Brito-Sánchez Yoan, Marrero-Ponce Yovani, Barigye Stephen J, Yaber-Goenaga Iván, Morell Pérez Carlos, Le-Thi-Thu Huong, Cherkasov Artem
Vancouver Prostate Centre, University of British Columbia, Vancouver, British Columbia, V6H 3Z6, Canada.
Unit of Computer-Aided Molecular "Biosilico" Discovery and Bioinformatic Research, International Network (CAMD-BIR International Network), Los Laureles L76MD, Nuevo Bosque, 130015, Cartagena de Indias, Bolivar, Colombia. Homepage: http://www.uv.es/yoma/ Homepage: http://sites.google.com/site/ymponce/home.
Mol Inform. 2015 May;34(5):308-30. doi: 10.1002/minf.201400118. Epub 2015 May 7.
In the present report, the challenging task of drug delivery across the blood-brain barrier (BBB) is addressed via a computational approach. The BBB passage was modeled using classification and regression schemes on a novel extensive and curated data set (the largest to the best of our knowledge) in terms of log BB. Prior to the model development, steps of data analysis that comprise chemical data curation, structural, cutoff and cluster analysis (CA) were conducted. Linear Discriminant Analysis (LDA) and Multiple Linear Regression (MLR) were used to fit classification and correlation functions. The best LDA-based model showed overall accuracies over 85 % and 83 % for the training and test sets, respectively. Also a MLR-based model with acceptable explanation of more than 69 % of the variance in the experimental log BB was developed. A brief and general interpretation of proposed models allowed the estimation on how 'near' our computational approach is to the factors that determine the passage of molecules through the BBB. In a final effort some popular and powerful Machine Learning methods were considered. Comparable or similar performance was observed respect to the simpler linear techniques. Most of the compounds with anomalous behavior were put aside into a set denoted as controversial set and discussion regarding to these compounds is provided. Finally, our results were compared with methodologies previously reported in the literature showing comparable to better results. The results could represent useful tools available and reproducible by all scientific community in the early stages of neuropharmaceutical drug discovery/development projects.

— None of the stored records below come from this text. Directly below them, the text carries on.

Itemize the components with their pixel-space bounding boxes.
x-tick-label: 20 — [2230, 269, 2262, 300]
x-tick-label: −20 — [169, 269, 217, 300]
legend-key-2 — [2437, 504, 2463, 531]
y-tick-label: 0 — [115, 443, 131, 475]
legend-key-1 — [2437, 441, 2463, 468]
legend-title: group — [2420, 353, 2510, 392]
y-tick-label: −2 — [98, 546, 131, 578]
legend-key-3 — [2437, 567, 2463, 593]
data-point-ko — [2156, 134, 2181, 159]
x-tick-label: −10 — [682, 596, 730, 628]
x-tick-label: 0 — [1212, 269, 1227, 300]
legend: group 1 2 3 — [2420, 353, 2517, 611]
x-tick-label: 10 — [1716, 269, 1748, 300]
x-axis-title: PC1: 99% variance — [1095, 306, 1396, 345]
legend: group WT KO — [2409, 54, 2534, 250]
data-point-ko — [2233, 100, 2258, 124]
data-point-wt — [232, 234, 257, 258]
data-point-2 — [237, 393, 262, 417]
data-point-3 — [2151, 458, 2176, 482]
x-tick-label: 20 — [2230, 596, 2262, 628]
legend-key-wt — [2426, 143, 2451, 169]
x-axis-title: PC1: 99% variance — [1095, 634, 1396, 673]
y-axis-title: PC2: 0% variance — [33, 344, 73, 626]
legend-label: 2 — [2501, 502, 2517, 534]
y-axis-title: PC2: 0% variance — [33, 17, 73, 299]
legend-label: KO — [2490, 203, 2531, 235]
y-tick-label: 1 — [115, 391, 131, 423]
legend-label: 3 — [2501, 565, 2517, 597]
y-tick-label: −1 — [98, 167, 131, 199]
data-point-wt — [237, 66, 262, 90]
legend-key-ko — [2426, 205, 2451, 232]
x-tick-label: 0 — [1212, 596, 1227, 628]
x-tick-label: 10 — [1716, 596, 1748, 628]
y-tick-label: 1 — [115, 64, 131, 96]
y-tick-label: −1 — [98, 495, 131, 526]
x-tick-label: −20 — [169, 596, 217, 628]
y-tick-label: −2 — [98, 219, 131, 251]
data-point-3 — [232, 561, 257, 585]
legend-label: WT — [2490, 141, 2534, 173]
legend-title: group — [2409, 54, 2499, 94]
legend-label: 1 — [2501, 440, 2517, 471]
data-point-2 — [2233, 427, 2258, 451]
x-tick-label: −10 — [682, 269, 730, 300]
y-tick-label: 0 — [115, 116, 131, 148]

在本报告中,通过计算方法解决了跨越血脑屏障(BBB)进行药物递送这一具有挑战性的任务。使用分类和回归方案,在一个关于log BB的新颖且广泛整理的数据集(据我们所知是最大的数据集)上对BBB通透情况进行建模。在模型开发之前,进行了包括化学数据整理、结构分析、截断分析和聚类分析(CA)在内的数据分析步骤。使用线性判别分析(LDA)和多元线性回归(MLR)来拟合分类和相关函数。基于LDA的最佳模型在训练集和测试集上的总体准确率分别超过85%和83%。还开发了一个基于MLR的模型,该模型对实验log BB中超过69%的方差具有可接受的解释度。对所提出模型的简要通用解释使得能够估计我们的计算方法与决定分子通过BBB的因素有多“接近”。最后考虑了一些流行且强大的机器学习方法。与更简单的线性技术相比,观察到了可比或相似的性能。大多数具有异常行为的化合物被归入一个称为有争议集的集合,并对这些化合物进行了讨论。最后,将我们的结果与文献中先前报道的方法进行了比较,结果显示与之相当或更好。这些结果可能代表了所有科学界在神经药物发现/开发项目早期阶段可获得且可重复使用的有用工具。